10. Implementation Phases
Phase 1 — Foundation
- Install kiwix-tools via PPA on CT 130
- Create
/mnt/kiwix/directory (owned by zvx) - Set up kiwix.service systemd unit
- Create DB schema
- Download a small test ZIM (Appropedia EN — ~495MB maxi)
- Register via kiwix-manage, verify browsable at port 8430
- Implement ZIM monitor daemon (OPDS poll → zim_sources)
Phase 2 — Extraction & Embedding Pipeline
- Implement python-libzim article extraction with lxml
- Implement article filtering (redirects, stubs, non-HTML)
- Implement chunking (reuse existing RECON logic)
- Implement embedding + Qdrant upsert with ZIM payload schema
- Implement checkpointing and resume
- Implement Tier 1 Wikipedia extractor as proof of concept
- End-to-end test with Appropedia
Phase 3 — Tiered Enrichment & Gate
- Tier 2 local Qwen3 enrichment path
- Tier 3 Gemini enrichment routing
- Source classification and routing logic
- Review gate (sampling, dashboard notification)
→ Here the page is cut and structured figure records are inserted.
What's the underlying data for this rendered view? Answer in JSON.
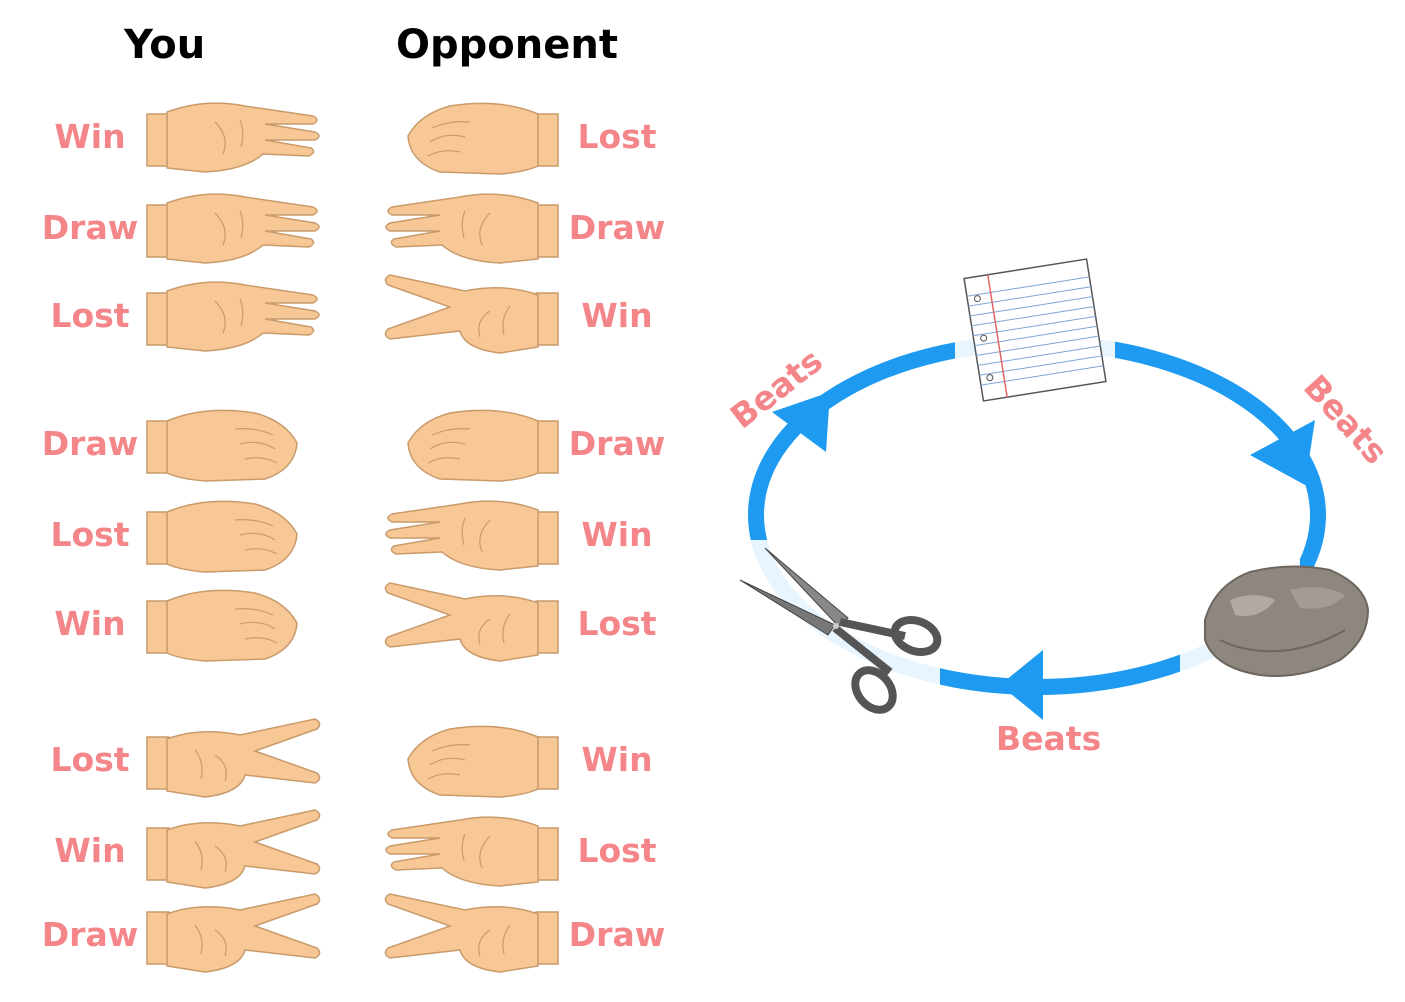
{
  "headers": {
    "you": "You",
    "opponent": "Opponent"
  },
  "rows": [
    {
      "you_result": "Win",
      "you_hand": "paper",
      "opp_hand": "rock",
      "opp_result": "Lost"
    },
    {
      "you_result": "Draw",
      "you_hand": "paper",
      "opp_hand": "paper",
      "opp_result": "Draw"
    },
    {
      "you_result": "Lost",
      "you_hand": "paper",
      "opp_hand": "scissors",
      "opp_result": "Win"
    },
    {
      "you_result": "Draw",
      "you_hand": "rock",
      "opp_hand": "rock",
      "opp_result": "Draw"
    },
    {
      "you_result": "Lost",
      "you_hand": "rock",
      "opp_hand": "paper",
      "opp_result": "Win"
    },
    {
      "you_result": "Win",
      "you_hand": "rock",
      "opp_hand": "scissors",
      "opp_result": "Lost"
    },
    {
      "you_result": "Lost",
      "you_hand": "scissors",
      "opp_hand": "rock",
      "opp_result": "Win"
    },
    {
      "you_result": "Win",
      "you_hand": "scissors",
      "opp_hand": "paper",
      "opp_result": "Lost"
    },
    {
      "you_result": "Draw",
      "you_hand": "scissors",
      "opp_hand": "scissors",
      "opp_result": "Draw"
    }
  ],
  "cycle": {
    "labels": {
      "paper_rock": "Beats",
      "rock_scissors": "Beats",
      "scissors_paper": "Beats"
    },
    "items": [
      "paper-icon",
      "rock-icon",
      "scissors-icon"
    ]
  },
  "colors": {
    "label": "#f4868a",
    "arrow": "#1e9bf0",
    "skin": "#f7c896",
    "skin_line": "#c99a6a"
  }
}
- Test with an unknown ZIM
Phase 4 — Dashboard UI
- Kiwix library page (loaded ZIMs, status, progress)
- Upload ZIM form
- Catalog browser (OPDS query + download)
- Review queue
- Stats integration
Phase 5 — Scale Up
- Additional Tier 1 extractors (Stack Exchange, DevDocs, iFixit)
- Wikipedia EN (start with nopic, upgrade to maxi when confident)
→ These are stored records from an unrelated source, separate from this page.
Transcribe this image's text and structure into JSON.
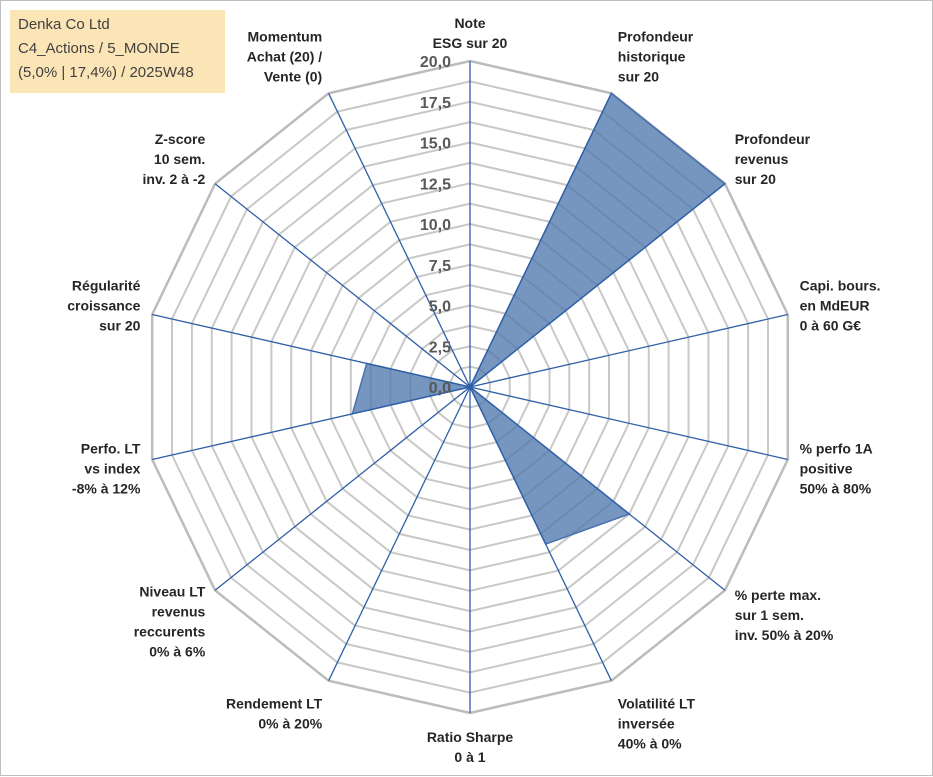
{
  "info": {
    "company": "Denka Co Ltd",
    "portfolio": "C4_Actions / 5_MONDE",
    "stats": "(5,0% | 17,4%) / 2025W48"
  },
  "colors": {
    "fill": "#4f78ae",
    "stroke": "#4a72b0",
    "spoke": "#2e5fa8",
    "grid": "#c8c8c8",
    "gridOuter": "#bcbcbc",
    "infoBg": "#fbe5b6"
  },
  "chart_data": {
    "type": "radar",
    "title": "",
    "rmin": 0,
    "rmax": 20,
    "grid_step": 1.25,
    "radial_ticks": [
      "0,0",
      "2,5",
      "5,0",
      "7,5",
      "10,0",
      "12,5",
      "15,0",
      "17,5",
      "20,0"
    ],
    "axes": [
      {
        "label": [
          "Note",
          "ESG sur 20"
        ],
        "value": 0
      },
      {
        "label": [
          "Profondeur",
          "historique",
          "sur 20"
        ],
        "value": 20
      },
      {
        "label": [
          "Profondeur",
          "revenus",
          "sur 20"
        ],
        "value": 20
      },
      {
        "label": [
          "Capi. bours.",
          "en MdEUR",
          "0 à 60 G€"
        ],
        "value": 0
      },
      {
        "label": [
          "% perfo 1A",
          "positive",
          "50% à 80%"
        ],
        "value": 0
      },
      {
        "label": [
          "% perte max.",
          "sur 1 sem.",
          "inv. 50% à 20%"
        ],
        "value": 12.5
      },
      {
        "label": [
          "Volatilité LT",
          "inversée",
          "40% à 0%"
        ],
        "value": 10.7
      },
      {
        "label": [
          "Ratio Sharpe",
          "0 à 1"
        ],
        "value": 0
      },
      {
        "label": [
          "Rendement LT",
          "0% à 20%"
        ],
        "value": 0
      },
      {
        "label": [
          "Niveau LT",
          "revenus",
          "reccurents",
          "0% à 6%"
        ],
        "value": 0
      },
      {
        "label": [
          "Perfo. LT",
          "vs index",
          "-8% à 12%"
        ],
        "value": 7.4
      },
      {
        "label": [
          "Régularité",
          "croissance",
          "sur 20"
        ],
        "value": 6.5
      },
      {
        "label": [
          "Z-score",
          "10 sem.",
          "inv. 2 à -2"
        ],
        "value": 0
      },
      {
        "label": [
          "Momentum",
          "Achat (20) /",
          "Vente (0)"
        ],
        "value": 0
      }
    ]
  }
}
- ZIM version management (replace old vectors when new ZIM version arrives)
11. Open Questions
-
ZIM version dedup — When
wikipedia_en_2026-06.zimreplaceswikipedia_en_2026-03.zim, purge old vectors byzim_source_idfilter + delete, then re-embed. Atomic cutover or incremental? -
Qdrant collection strategy — Same
recon_knowledge_hybridcollection, or separaterecon_kiwix_hybrid? Same collection means unified search. Separate means independent scaling but requires query fanout. -
Pi deployment packaging — Future exercise. Dense-only, Matryoshka 256-dim, int8 quant. ~3.8GB RAM for 15M vectors. Proven viable, not designed yet.